4. DeLeon makes the same argument in its protest; we deny that aspect of its protest for the same reasons discussed here.

5. Although this question was identified as relating to the centralization and management of the supply back shops plan, and referenced RFP section L-505B2a, its reference to the total staffing at Vandenberg AFB indicates that the agency also was referring to the firm's overall proposed staffing. It appears DeLeon clearly understood that this was a reference to its overall staffing because, in answering the question, DeLeon referenced the second discussion question, which specifically referenced the proposal risk factor. AR exh. 38A, at 2.

6. To the extent that DeLeon's protest amounts to a contention that the agency should have discussed the matter a second time after reviewing the firm's revised staffing, it is without merit. Agencies are under no obligation to engage in successive rounds of discussions until proposal deficiencies or omissions are corrected. OMV Med., Inc., B-281490, Feb. 16, 1999, 99-1 CPD Para. 38 at 7.

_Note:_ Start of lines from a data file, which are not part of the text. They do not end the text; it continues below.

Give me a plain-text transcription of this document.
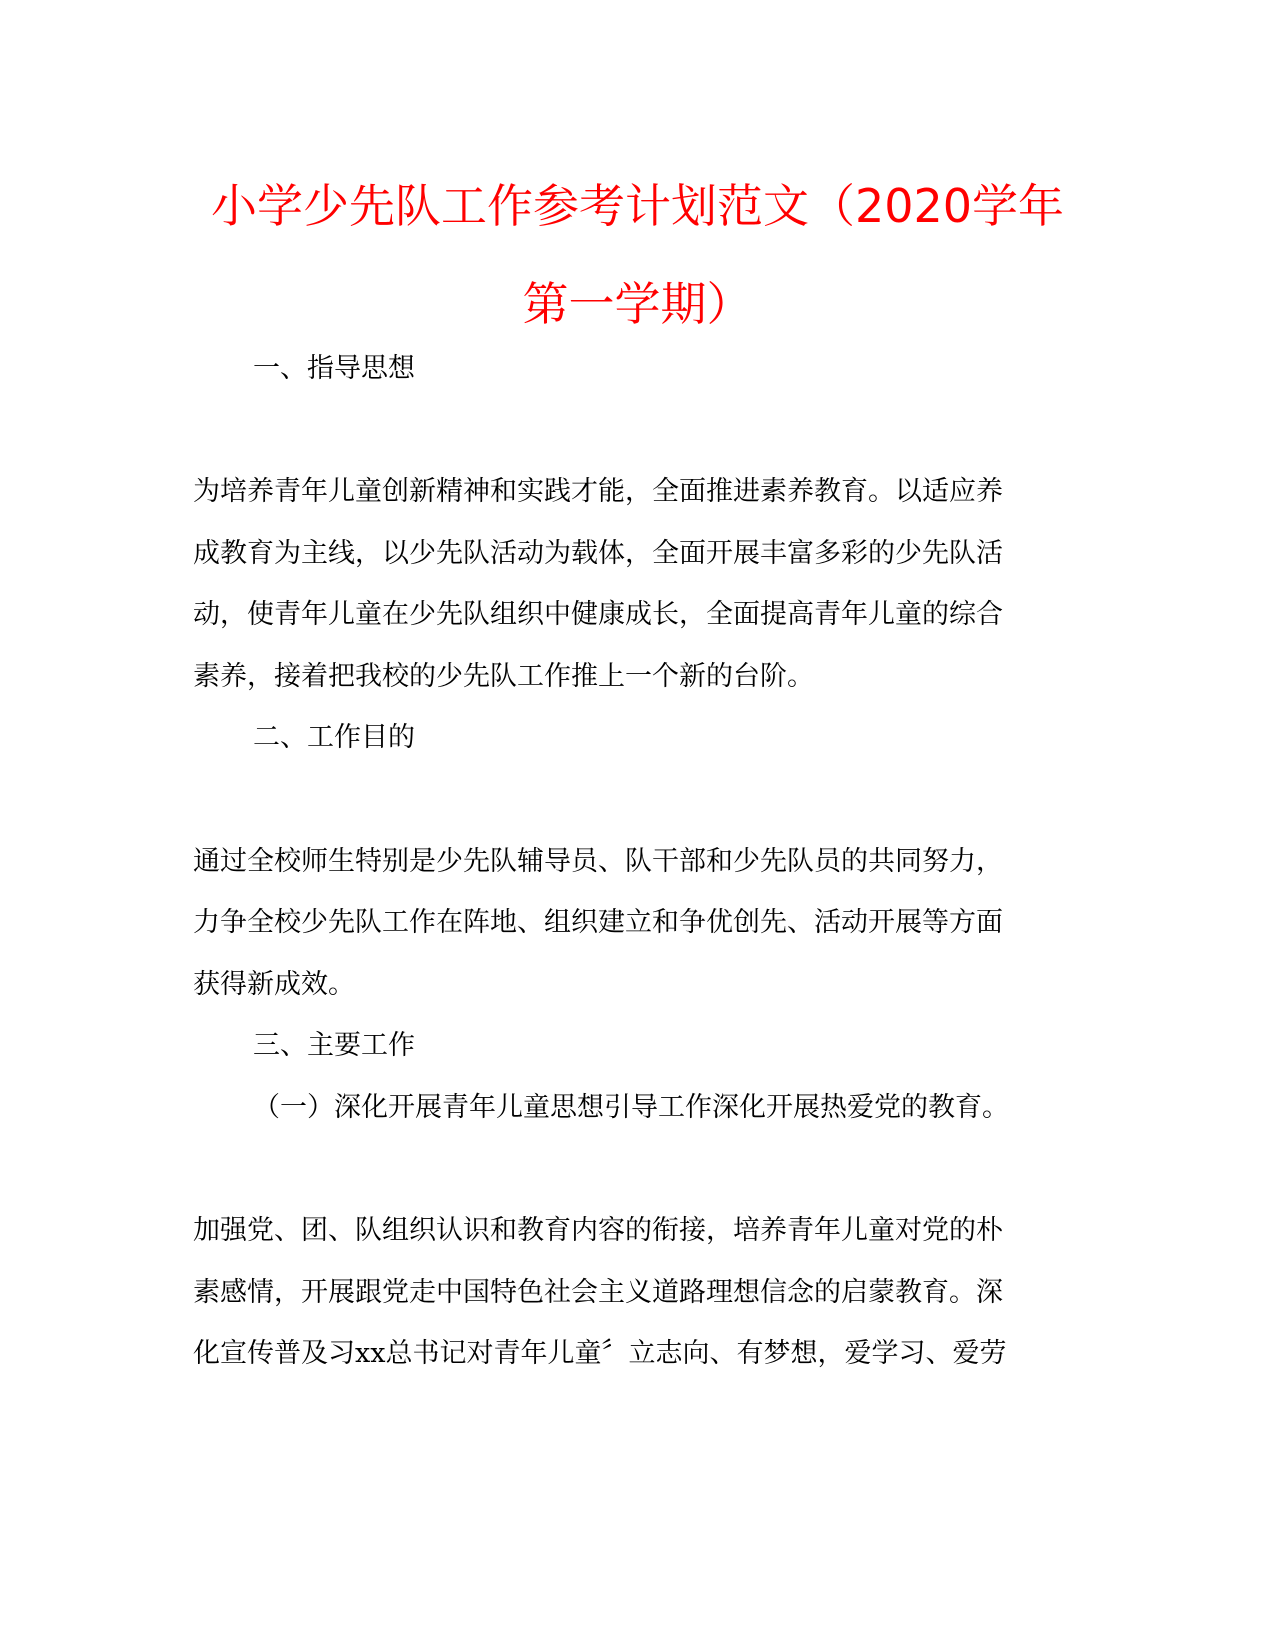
小学少先队工作参考计划范文（2020学年
第一学期）

一、指导思想

为培养青年儿童创新精神和实践才能，全面推进素养教育。以适应养

成教育为主线，以少先队活动为载体，全面开展丰富多彩的少先队活

动，使青年儿童在少先队组织中健康成长，全面提高青年儿童的综合

素养，接着把我校的少先队工作推上一个新的台阶。

二、工作目的

通过全校师生特别是少先队辅导员、队干部和少先队员的共同努力，

力争全校少先队工作在阵地、组织建立和争优创先、活动开展等方面

获得新成效。

三、主要工作

（一）深化开展青年儿童思想引导工作深化开展热爱党的教育。

加强党、团、队组织认识和教育内容的衔接，培养青年儿童对党的朴

素感情，开展跟党走中国特色社会主义道路理想信念的启蒙教育。深

化宣传普及习xx总书记对青年儿童〞立志向、有梦想，爱学习、爱劳
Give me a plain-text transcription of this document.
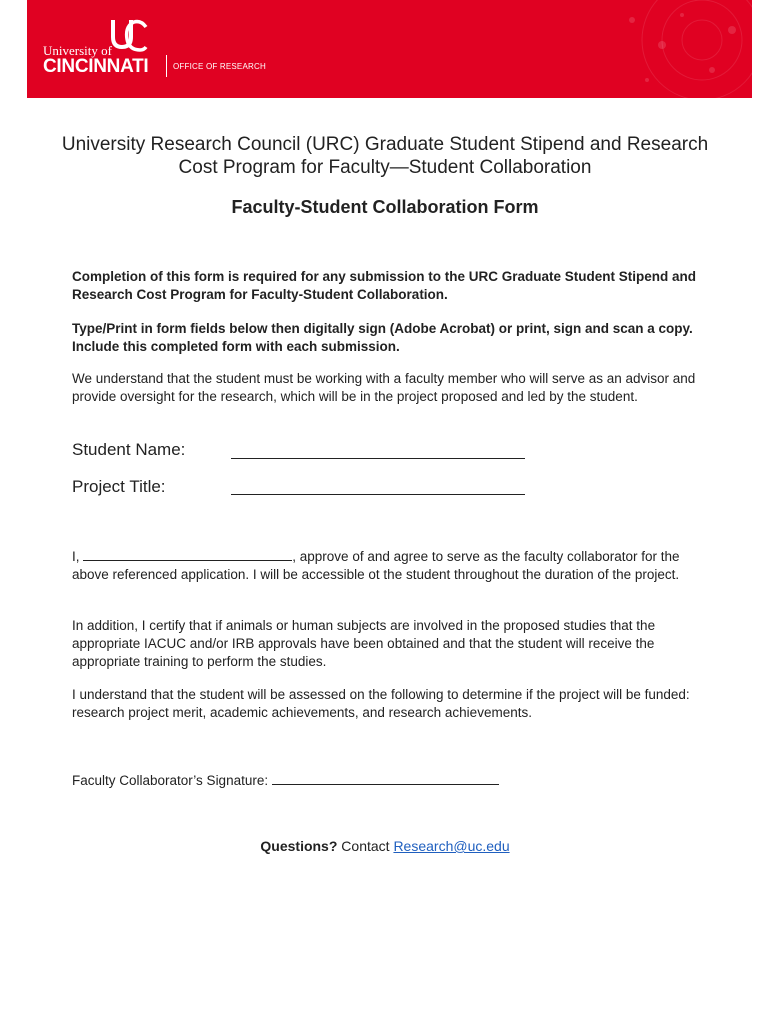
University of
CINCINNATI	OFFICE OF RESEARCH
University Research Council (URC) Graduate Student Stipend and Research Cost Program for Faculty—Student Collaboration
Faculty-Student Collaboration Form
Completion of this form is required for any submission to the URC Graduate Student Stipend and Research Cost Program for Faculty-Student Collaboration.
Type/Print in form fields below then digitally sign (Adobe Acrobat) or print, sign and scan a copy. Include this completed form with each submission.
We understand that the student must be working with a faculty member who will serve as an advisor and provide oversight for the research, which will be in the project proposed and led by the student.
Student Name:
Project Title:
I,	, approve of and agree to serve as the faculty collaborator for the above referenced application. I will be accessible ot the student throughout the duration of the project.
In addition, I certify that if animals or human subjects are involved in the proposed studies that the appropriate IACUC and/or IRB approvals have been obtained and that the student will receive the appropriate training to perform the studies.
I understand that the student will be assessed on the following to determine if the project will be funded: research project merit, academic achievements, and research achievements.
Faculty Collaborator’s Signature:
Questions? Contact Research@uc.edu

7. DeLeon asserts that the agency engaged in disparate treatment during discussions because it advised Phoenix of two specific staffing deficiencies. This argument is without merit. The record shows that the two staffing questions the agency asked Phoenix were specific because these were the agency's only concerns relating to the firm's proposed staffing which, overall, was found to be adequate. AR exh. 36, at 38. Applicable regulations contemplate that discussions will be tailored to each offeror's particular proposal weaknesses in this fashion. Federal Acquisition Regulation (FAR) Sec. 15.306(d)(1); CHP Int'l, Inc., B-266053.2, Apr. 29, 1996, 96-2 CPD Para. 142 at 6-7.

8. DeLeon also asserts that the agency's evaluation ignores differences between the government estimates included in the RFP and the actual staffing currently being used at Peterson AFB. DeLeon bases this assertion on the activities of its subcontractor, TECOM, which it claims has been performing at Peterson AFB using significantly less staff than that called for under the RFP. This assertion is dismissed as untimely. To the extent DeLeon thought that such a solicitation deficiency existed, it was required to raise the issue prior to the deadline for submitting proposals. See Bid Protest Regulations, 4 C.F.R. Sec. 21.2(a)(1) (2001).

9. The record is unclear regarding what precisely DeLeon proposed for F.E. Warren AFB in terms of the supply function. The PAR suggests that DeLeon raised its proposed staffing for this function from 15 FTEs to 19 FTEs during discussions, but that it offered only 15 FTEs in its final proposal revision. AR exh. 40, at 23, 28. On the other hand, the copy of DeLeon's proposal which we have been provided reflects 19 FTEs for this function. AR exh. 26, at 2-6. To the extent that the PAR is correct (and DeLeon offered only 15 FTEs for this function at F.E. Warren AFB), DeLeon's proposed staffing would be only 66 percent of the government's estimate at that installation, and this would reduce its staffing for the supply function at all three installations to only 75 percent of the government estimate.

10. While DeLeon contends that its use of the incumbent contractor at Peterson AFB mitigates any perceived risk, it is not apparent (and DeLeon does not explain) why the use of a particular contractor would be expected to eliminate the agency's concern based on inadequate staffing.